Reaching consensus on a value in a distributed environment with failing machines is a fundamentally hard problem. The Paxos protocol seeks to provide a solution to this problem, but is difficult to understand - so we need Leslie Lamport to explain it to us.

What are the key results?

Fundamentally, three results fall out of the Paxos protocol:

  1. Only proposed values can be chosen
  2. Only a single value is chosen
  3. A process cannot learn a value unless it has been chosen

There are essentially two phases to the protocol - an initial phase where leader election takes place, which Lamport calls the prepare phase. In this phase, only value numbers are agreed upon by all participants - proposers and acceptors.

After this, the accept phase happens, where the proposer can actually attach values to the proposals it got acceptors to agree to in the prepare phase.

As long as a majority of the nodes are working in a cluster, the Paxos protocol ensures the safety of the data and that progress can be made.

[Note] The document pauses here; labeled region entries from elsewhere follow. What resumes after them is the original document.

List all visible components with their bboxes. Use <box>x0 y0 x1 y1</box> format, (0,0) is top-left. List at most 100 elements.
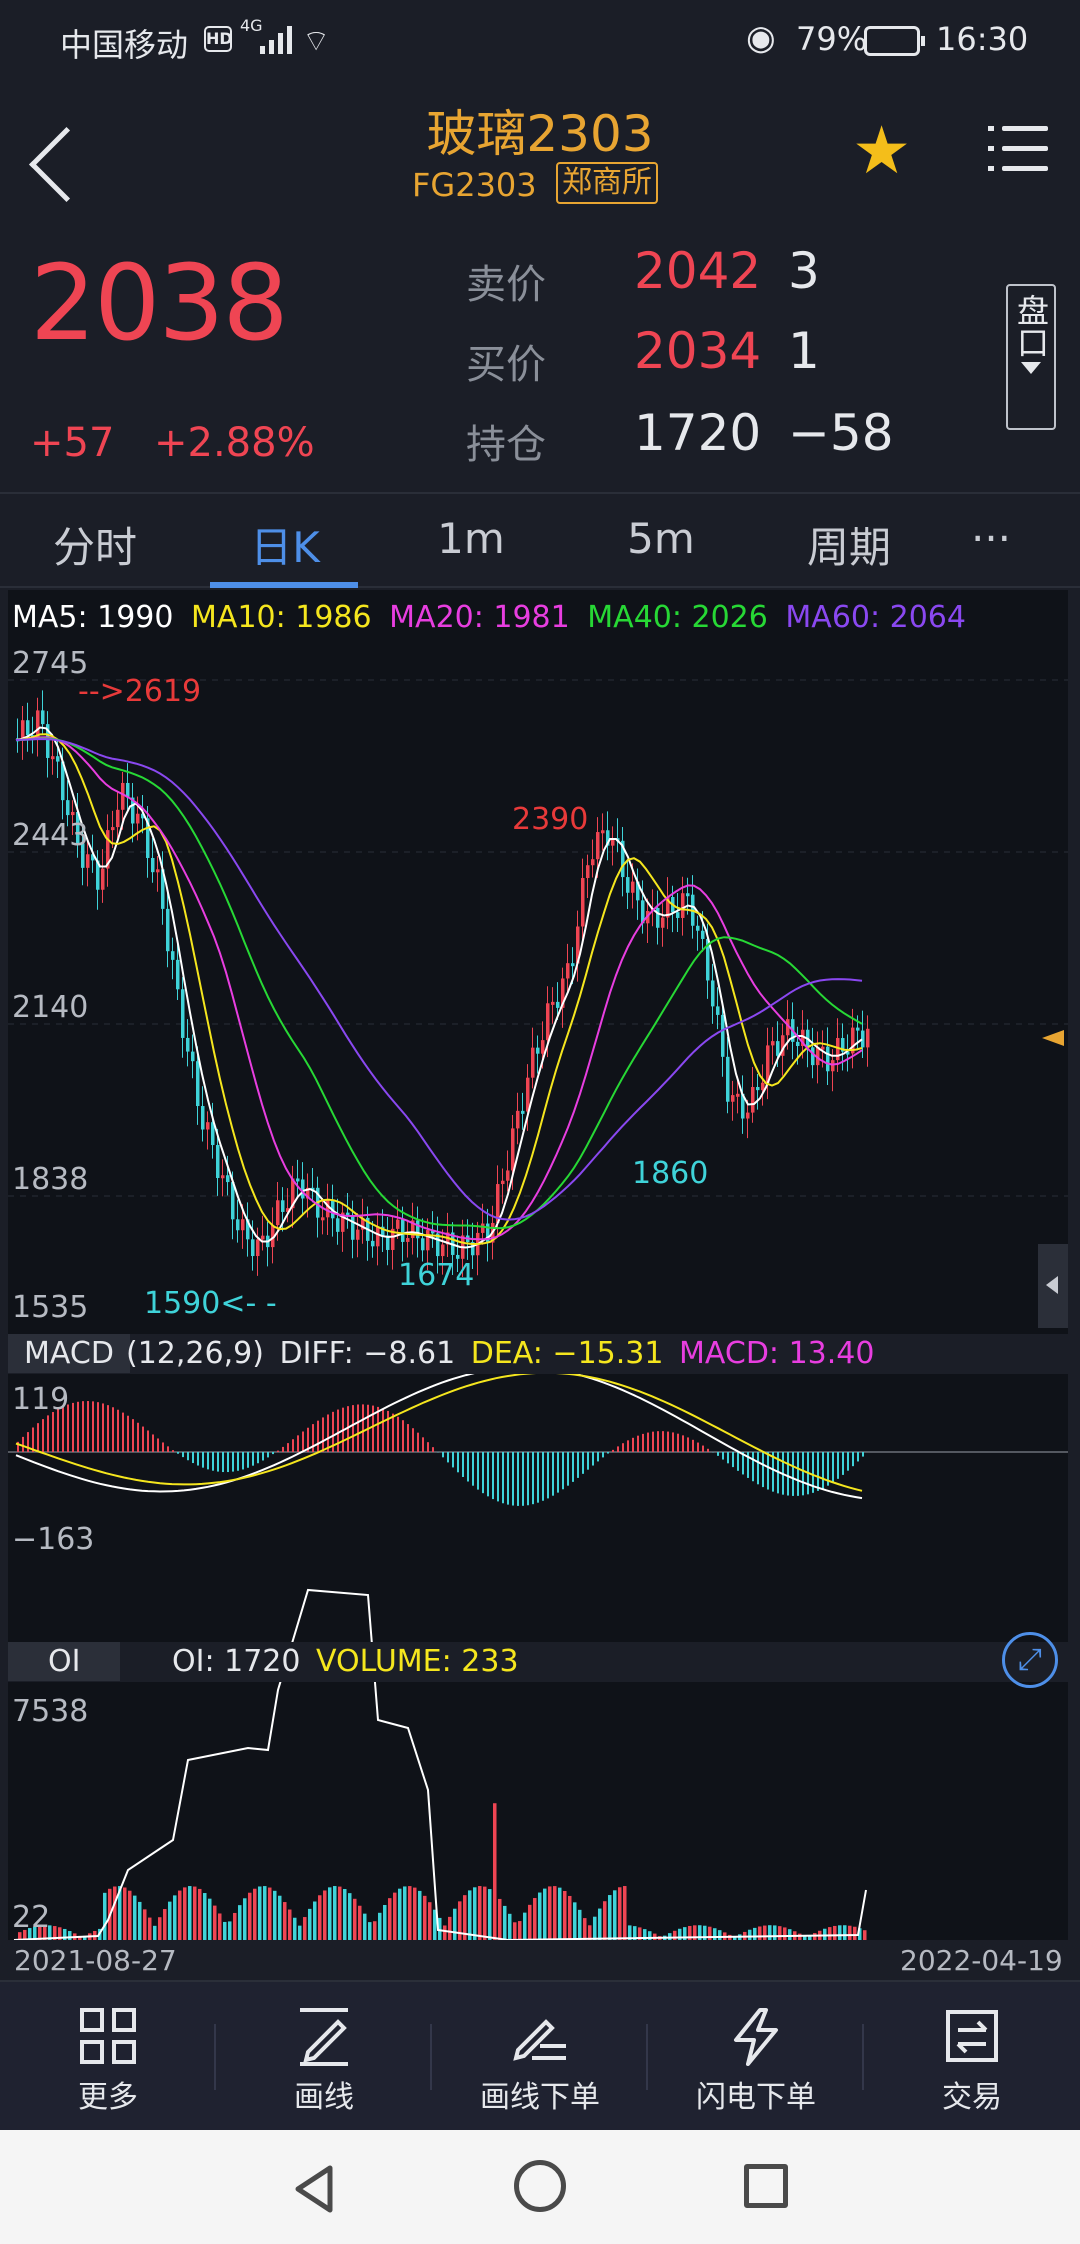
volume-bar <box>273 1890 277 1942</box>
candle-body <box>531 1047 535 1078</box>
bid-price: 2034 <box>634 322 762 380</box>
volume-bar <box>333 1886 337 1942</box>
trough-annotation: 1674 <box>398 1258 475 1293</box>
volume-bar <box>453 1908 457 1942</box>
volume-bar <box>478 1886 482 1942</box>
volume-bar <box>483 1886 487 1942</box>
volume-bar <box>243 1898 247 1942</box>
collapse-handle[interactable] <box>1038 1244 1068 1328</box>
menu-icon[interactable] <box>988 120 1048 180</box>
ask-price: 2042 <box>634 242 762 300</box>
tab-1m[interactable]: 1m <box>396 514 546 563</box>
candle-body <box>426 1230 430 1251</box>
candle-body <box>241 1219 245 1231</box>
trade-label: 交易 <box>942 2080 1002 2115</box>
volume-bar <box>183 1887 187 1942</box>
volume-bar <box>343 1888 347 1942</box>
peak-annotation: 2390 <box>512 802 589 837</box>
candle-body <box>716 1006 720 1015</box>
candle-body <box>511 1128 515 1171</box>
battery-icon <box>864 26 925 56</box>
tab-period[interactable]: 周期 <box>774 514 924 575</box>
volume-bar <box>493 1803 497 1942</box>
ask-label: 卖价 <box>466 262 546 308</box>
grid-icon <box>78 2006 138 2066</box>
candle-body <box>116 809 120 828</box>
candle-body <box>281 1200 285 1212</box>
candle-body <box>201 1106 205 1130</box>
volume-bar <box>338 1886 342 1942</box>
tab-5m[interactable]: 5m <box>586 514 736 563</box>
candle-body <box>661 917 665 928</box>
ma60-label: MA60: 2064 <box>785 600 966 635</box>
more-button[interactable]: 更多 <box>0 1982 216 2132</box>
chevron-down-icon <box>1021 362 1041 374</box>
volume-bar <box>358 1905 362 1942</box>
candle-body <box>626 877 630 893</box>
volume-bar <box>528 1904 532 1942</box>
draw-order-button[interactable]: 画线下单 <box>432 1982 648 2132</box>
volume-bar <box>133 1895 137 1942</box>
exchange-badge: 郑商所 <box>556 162 658 204</box>
volume-bar <box>408 1886 412 1942</box>
candle-body <box>276 1200 280 1226</box>
volume-bar <box>173 1895 177 1942</box>
volume-bar <box>233 1912 237 1942</box>
active-tab-indicator <box>210 582 358 588</box>
draw-line-button[interactable]: 画线 <box>216 1982 432 2132</box>
draw-line-icon <box>294 2006 354 2066</box>
candle-body <box>516 1110 520 1129</box>
period-tabs: 分时 日K 1m 5m 周期 ··· <box>0 492 1080 588</box>
favorite-star-icon[interactable]: ★ <box>852 112 911 189</box>
candle-body <box>226 1175 230 1183</box>
volume-bar <box>128 1890 132 1942</box>
volume-bar <box>618 1887 622 1942</box>
candle-body <box>156 869 160 873</box>
kline-chart-area[interactable]: MA5: 1990 MA10: 1986 MA20: 1981 MA40: 20… <box>8 590 1068 1980</box>
candle-body <box>501 1180 505 1185</box>
oi-header <box>8 1642 1068 1682</box>
macd-value: MACD: 13.40 <box>679 1336 875 1371</box>
trade-button[interactable]: 交易 <box>864 1982 1080 2132</box>
flash-order-button[interactable]: 闪电下单 <box>648 1982 864 2132</box>
tab-intraday[interactable]: 分时 <box>20 514 170 575</box>
volume-bar <box>313 1901 317 1942</box>
volume-bar <box>293 1917 297 1942</box>
candle-body <box>591 859 595 866</box>
expand-icon[interactable]: ⤢ <box>1002 1632 1058 1688</box>
volume-bar <box>253 1888 257 1942</box>
candle-body <box>681 893 685 918</box>
volume-bar <box>223 1921 227 1942</box>
volume-bar <box>448 1916 452 1942</box>
volume-bar <box>403 1886 407 1942</box>
oi-indicator-select[interactable]: OI <box>8 1642 121 1681</box>
volume-bar <box>158 1917 162 1942</box>
macd-indicator-select[interactable]: MACD <box>8 1334 130 1373</box>
volume-bar <box>168 1901 172 1942</box>
candle-body <box>186 1037 190 1052</box>
candle-body <box>441 1244 445 1257</box>
nav-recents-icon[interactable] <box>744 2164 788 2208</box>
start-date: 2021-08-27 <box>14 1944 177 1977</box>
tab-more[interactable]: ··· <box>916 514 1066 563</box>
candle-body <box>166 908 170 952</box>
volume-bar <box>623 1886 627 1942</box>
candle-body <box>261 1235 265 1240</box>
volume-bar <box>473 1887 477 1942</box>
volume-bar <box>268 1887 272 1942</box>
macd-axis-top: 119 <box>12 1382 70 1417</box>
nav-home-icon[interactable] <box>514 2160 566 2212</box>
candle-body <box>546 1003 550 1041</box>
volume-bar <box>288 1909 292 1942</box>
order-book-button[interactable]: 盘口 <box>1006 284 1056 430</box>
ma20-label: MA20: 1981 <box>389 600 570 635</box>
volume-bar <box>428 1902 432 1942</box>
candle-body <box>581 878 585 927</box>
candle-body <box>756 1087 760 1091</box>
volume-bar <box>613 1890 617 1942</box>
bottom-toolbar: 更多 画线 画线下单 闪电下单 交易 <box>0 1980 1080 2130</box>
volume-bar <box>418 1890 422 1942</box>
tab-daily-k[interactable]: 日K <box>210 514 360 575</box>
volume-bar <box>413 1887 417 1942</box>
nav-back-icon[interactable] <box>290 2164 340 2214</box>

The key idea here is that given this distributed consensus, a distributed state machine can be implemented such that values of proposals correspond to actions in a state machine. Thus, we can guarantee that all nodes will eventually reach the same state.

What are some of the limitations and how might this work be improved?

Seeing as this is the second paper on Paxos published by Lamport to more fully explain ideas from the first paper, The Part Time Parliament, it’s clear that this protocol is complex and difficult to implement in practice. Another problem is something the author points out in the paper: that Paxos does not guarantee liveness of data. Paxos can get stuck in an infinite loop of actions such as two competing proposers trying to get acceptors to accept their proposals in turn. Perhaps timeouts and an explicit leader election process could be useful in this case.

How might this work have long term impact?

This work is useful in the sense that it presents a consensus protocol which can actually be used in practice to build fault-tolerant distributed systems. Other than Paxos 2PC, and Raft, I have not actually heard of any other consensus protocols, so it may be safe to say that this work has been very impactful in the field of distributed systems.